The Grapevine

Luke Richardson is the sommelier at wine bar Le Di-Vin in Edinburgh. In his column for SLTN he shares his thoughts on all things wine-related and answers your questions about wine. If you have a question for Luke email it to

luke richardson
Picture: Isabel Kronenberger

Hi all, and welcome back to my monthly wine column.

This time we are going to look at the Chardonnay grape variety, which might very well take two or more columns to attempt to cover, mainly because Chardonnay can be made into nearly every white wine style there is – from the crisp, mineral and taut style of a good Chablis, through the medium-bodied and fruity unoaked styles that account for a good chunk of this grape variety’s production, to the rich, buttery and oaky style you would find in California and the myriad of styles available in the grape’s spiritual home, Burgundy!

It is the most versatile white grape out there, and very much a winemaker’s favourite – often seen as a good grape to use as a starter, to break into the world of wine.

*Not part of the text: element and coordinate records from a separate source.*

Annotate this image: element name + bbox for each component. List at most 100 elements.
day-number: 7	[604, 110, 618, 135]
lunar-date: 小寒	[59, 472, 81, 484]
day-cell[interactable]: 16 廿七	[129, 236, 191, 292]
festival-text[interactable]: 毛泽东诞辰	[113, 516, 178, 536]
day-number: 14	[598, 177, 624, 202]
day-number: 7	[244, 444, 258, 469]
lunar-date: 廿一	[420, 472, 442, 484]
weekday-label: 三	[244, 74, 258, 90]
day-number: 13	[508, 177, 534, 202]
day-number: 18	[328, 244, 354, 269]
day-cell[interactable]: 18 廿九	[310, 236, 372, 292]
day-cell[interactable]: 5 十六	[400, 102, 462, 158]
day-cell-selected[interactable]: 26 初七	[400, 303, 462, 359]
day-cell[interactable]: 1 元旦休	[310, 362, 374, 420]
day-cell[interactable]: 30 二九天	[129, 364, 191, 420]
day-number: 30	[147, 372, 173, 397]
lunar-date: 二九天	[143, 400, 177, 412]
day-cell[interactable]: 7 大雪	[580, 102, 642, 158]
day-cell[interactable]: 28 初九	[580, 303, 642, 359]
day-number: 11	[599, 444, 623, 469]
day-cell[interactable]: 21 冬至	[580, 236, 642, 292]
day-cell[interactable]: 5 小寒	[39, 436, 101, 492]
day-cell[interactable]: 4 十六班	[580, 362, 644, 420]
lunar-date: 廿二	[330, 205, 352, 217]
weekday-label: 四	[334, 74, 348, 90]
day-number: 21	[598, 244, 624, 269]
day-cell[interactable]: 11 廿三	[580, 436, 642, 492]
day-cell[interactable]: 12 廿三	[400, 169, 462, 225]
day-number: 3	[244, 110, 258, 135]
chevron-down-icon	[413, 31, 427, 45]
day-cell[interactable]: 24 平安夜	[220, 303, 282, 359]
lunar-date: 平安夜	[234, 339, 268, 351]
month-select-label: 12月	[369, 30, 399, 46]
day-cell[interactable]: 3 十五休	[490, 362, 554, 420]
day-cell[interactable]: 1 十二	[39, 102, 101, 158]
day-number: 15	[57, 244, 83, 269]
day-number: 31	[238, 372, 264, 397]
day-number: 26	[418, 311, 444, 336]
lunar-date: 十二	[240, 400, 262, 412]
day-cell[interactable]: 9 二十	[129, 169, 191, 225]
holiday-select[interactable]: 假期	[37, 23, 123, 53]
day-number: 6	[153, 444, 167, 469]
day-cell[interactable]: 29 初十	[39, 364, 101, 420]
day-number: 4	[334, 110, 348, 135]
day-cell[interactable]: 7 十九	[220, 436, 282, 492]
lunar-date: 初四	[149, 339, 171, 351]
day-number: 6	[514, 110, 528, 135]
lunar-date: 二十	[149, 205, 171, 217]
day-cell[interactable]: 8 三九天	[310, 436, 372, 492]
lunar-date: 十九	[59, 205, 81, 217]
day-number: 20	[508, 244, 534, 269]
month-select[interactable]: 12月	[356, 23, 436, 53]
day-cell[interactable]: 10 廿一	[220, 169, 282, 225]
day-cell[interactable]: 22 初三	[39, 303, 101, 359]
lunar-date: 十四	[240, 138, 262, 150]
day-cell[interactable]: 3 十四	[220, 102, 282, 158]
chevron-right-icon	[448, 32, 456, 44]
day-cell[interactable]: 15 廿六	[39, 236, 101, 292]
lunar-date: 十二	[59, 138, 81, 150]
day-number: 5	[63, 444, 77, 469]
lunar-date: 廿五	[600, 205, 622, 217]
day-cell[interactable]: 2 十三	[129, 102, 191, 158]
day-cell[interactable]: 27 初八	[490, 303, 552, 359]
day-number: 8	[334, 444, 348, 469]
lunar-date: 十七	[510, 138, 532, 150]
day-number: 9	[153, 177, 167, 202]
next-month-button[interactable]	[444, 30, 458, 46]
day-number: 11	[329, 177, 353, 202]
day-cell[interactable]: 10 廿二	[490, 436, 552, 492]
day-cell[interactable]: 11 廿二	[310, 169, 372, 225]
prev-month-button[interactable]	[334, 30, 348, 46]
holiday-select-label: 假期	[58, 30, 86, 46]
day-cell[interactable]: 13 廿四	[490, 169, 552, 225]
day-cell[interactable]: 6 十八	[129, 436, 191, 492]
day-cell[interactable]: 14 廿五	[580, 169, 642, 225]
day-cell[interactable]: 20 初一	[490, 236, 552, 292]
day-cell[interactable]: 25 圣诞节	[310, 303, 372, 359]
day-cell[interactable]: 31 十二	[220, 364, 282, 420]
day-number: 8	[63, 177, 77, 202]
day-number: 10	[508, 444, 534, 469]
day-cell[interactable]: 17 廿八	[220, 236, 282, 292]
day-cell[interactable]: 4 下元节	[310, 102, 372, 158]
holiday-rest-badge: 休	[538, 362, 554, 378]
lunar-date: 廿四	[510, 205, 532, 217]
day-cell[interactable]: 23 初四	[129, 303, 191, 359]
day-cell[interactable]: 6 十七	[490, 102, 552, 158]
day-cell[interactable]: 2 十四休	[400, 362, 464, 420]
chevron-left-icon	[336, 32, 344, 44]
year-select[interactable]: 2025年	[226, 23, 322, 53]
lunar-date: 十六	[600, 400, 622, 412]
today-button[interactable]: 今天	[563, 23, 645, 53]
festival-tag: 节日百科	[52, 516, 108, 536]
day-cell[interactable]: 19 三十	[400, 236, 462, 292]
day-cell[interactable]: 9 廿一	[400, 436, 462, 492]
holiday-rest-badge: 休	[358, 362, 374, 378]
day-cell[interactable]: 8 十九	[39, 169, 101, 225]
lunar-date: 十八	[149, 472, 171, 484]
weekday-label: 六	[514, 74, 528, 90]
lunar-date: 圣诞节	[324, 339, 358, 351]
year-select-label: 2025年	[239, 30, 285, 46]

Firstly, let’s look at what affects the flavours of Chardonnay – in a lot of ways, it is a very neutral grape that relies on the terroir and the finishing method for many of its flavours… but there are a few general attributes that can be noted.

For a start, the climate is hugely important – cool climate Chardonnay tends to be on the lighter end of the spectrum, with crisp acidity and often without oak influence. These unoaked styles tend to have similar flavours to greengage, apple or pear, with just a little texture in the mouth and a lemon-like acidity on the finish.

As the climates get hotter, the fruit tends to change to a riper style – think peach, melon or guava, and, although the acidity is still roughly citrus, it’s more like a baked lemon style – a little less bright, a touch more mellow.

In really hot climates, the fruit flavours taste more like fig, honey, mango or even banana – the super sweet fruits. This does not mean that the wines themselves have any more sweetness to them, but the flavours they remind us of get riper the hotter the climate is.

The next thing to take into account is the way that the wine has been aged – ie. if it was aged in oak barrels, what type of oak was used, and for how long was the wine in contact with said oak? The longer the oak is in contact with the wine, the more of an influence it will have.

The main flavour influencers from oak-ageing are either toasty, smoky flavours (from using new oak barrels) or nutty, buttery flavours (from using older oak barrels). For example, if you make a wine and age it for three or four months in new oak, there will be a hint of toasty and smoky flavours on the finish of the wine, but it will retain most of its acidity and freshness with just a hint of richness to the texture.

If you left the same wine for, say, a year in new oak barrels, the smoky and toasty flavours would be much stronger, and that longer period of time on the oak would also mute down the acidity to make the wine seem much fatter and richer.

Although generalisations can be problematic in the world of wine, the hotter climate wines tend to lend themselves more to heavy oak-ageing, as the generosity of those riper fruits soak up some of the more acrid flavours of the oak.